Can you blame him, considering what's been going on here? If he'd suddenly turned up with the picture, then he would have had to explain how he got it. Much better to convince everyone that the plot was all to do with money by inventing some nonexistent collaborator for Sabbatini and by keeping it all as distant as possible. At least, that seemed the best idea at the time.”

'You could have told Flavia.”

'She would have been obliged to do something. He did his best to keep her out of it and tried to get her to leave well enough alone. If she'd done as she was told and forgotten about it—as the general told her to, the prime minister told her to, Di Lanna told her to and, I imagine, you told her to as well—then all would have been well. As it is, we now have a mess on our hands.”

'You can't blame her for all this.”

'I'm not blaming anyone. All I know is, if Taddeo had just turned up and handed in the picture, people would have asked how he got it.”

'You could have found it in a ditch.”

'Don't be silly. We couldn't get away with that approach twice. Nearly didn't the first time. Now. Will you please clean up this mess?”

'Just a second,' Argyll said sternly. 'I didn't mean last week. I meant now. You could have told her now that you had the money. Why didn't you?' He scrutinized her face very closely. 'You're going to keep it, aren't you,' he said accusingly.

At least she had the grace to look a little embarrassed.

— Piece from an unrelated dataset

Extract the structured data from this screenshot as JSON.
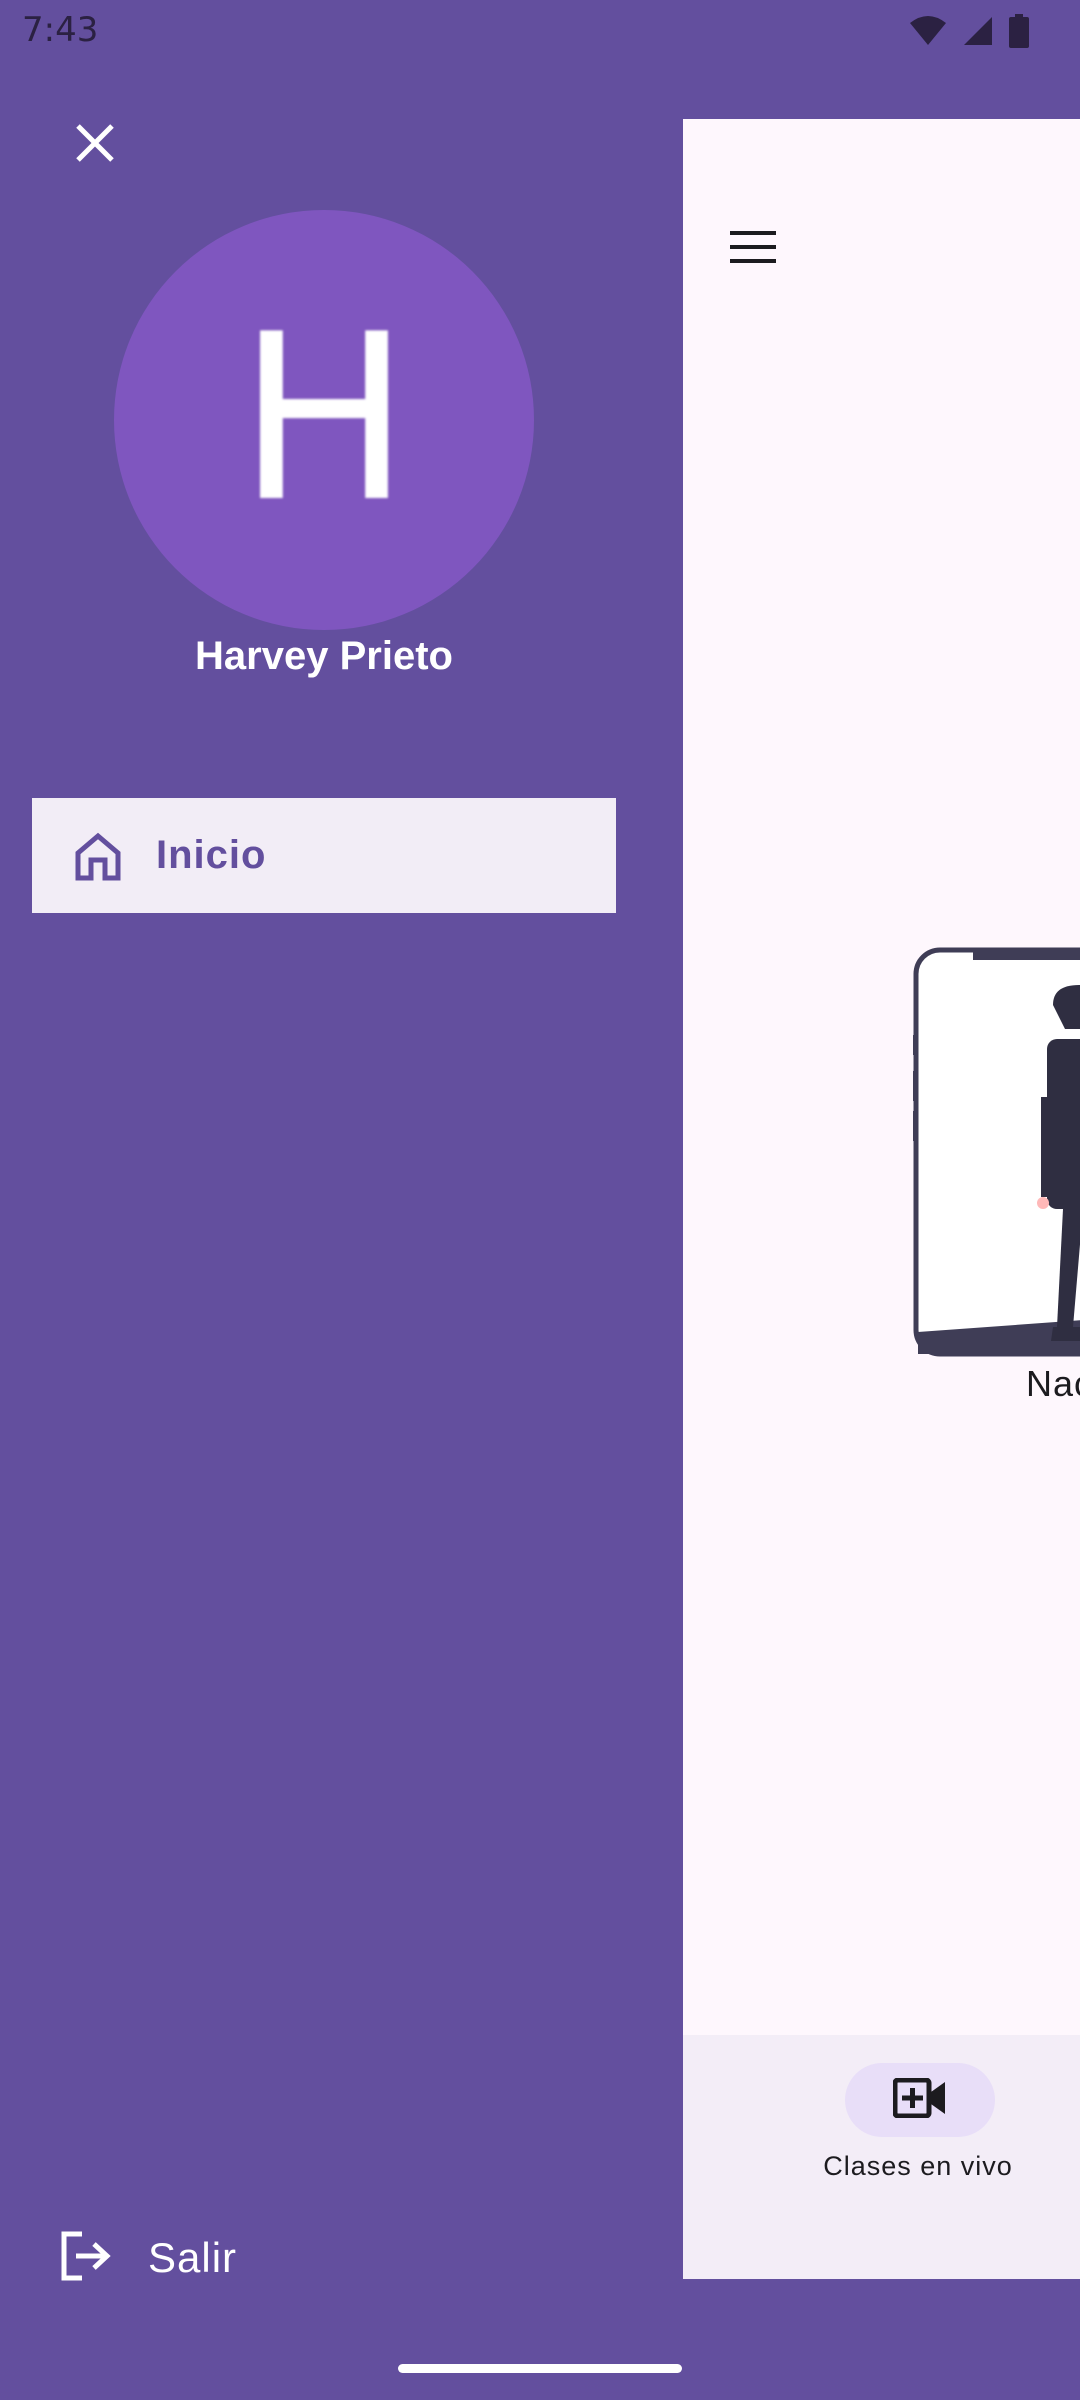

'After forty years of impeccable, legendary honesty, Bottando comes across you again and within weeks he's walking off with three million dollars stuffed down his trouser leg.' He shook his head. 'You really are quite something.”

'We can worry about all that later,' she said, pointing once more to Dossoni.

'Let's worry about it now.”

'Why?”

'Because you have more money than you need, so you say, and, thanks to you two geriatric hooligans, Flavia is out of a job. And because if you didn't have dishonorable notions about hanging on to the stuff, you would have had no trouble telling Flavia all about it. But you didn't. Bottando told her a direct lie and said he'd handed over the money. A lie, which speaks volumes.”

She grimaced in the manner of someone about to explain something very simple to someone even simpler.

'Jonathan, what were we meant to do with the money? It would have been such a waste to give it back. After all, it was the price of getting the picture back and the picture was returned. I recovered it. And I don't work for nothing, you know.”

'And Bottando agreed?”

'After I'd worked on him a bit. It's remarkable the effect being eased out of a job has on even the most upright of people.”

'Well, I'm not going to be the one to tell all this to Flavia.”

'I should hope not. She'd be most upset. She quite possibly wouldn't understand.”

'But silence, as they say, is an expensive commodity. So we might be able to help each other.”

Mary Verney looked closely at him. 'Dear me,' she said. 'So much for the quiet and inoffensive scholar routine.”

'It's the company I keep,' he replied. 'It rubs off on you. Besides, we putative fathers have to go a-hunting and a-gathering, you know.”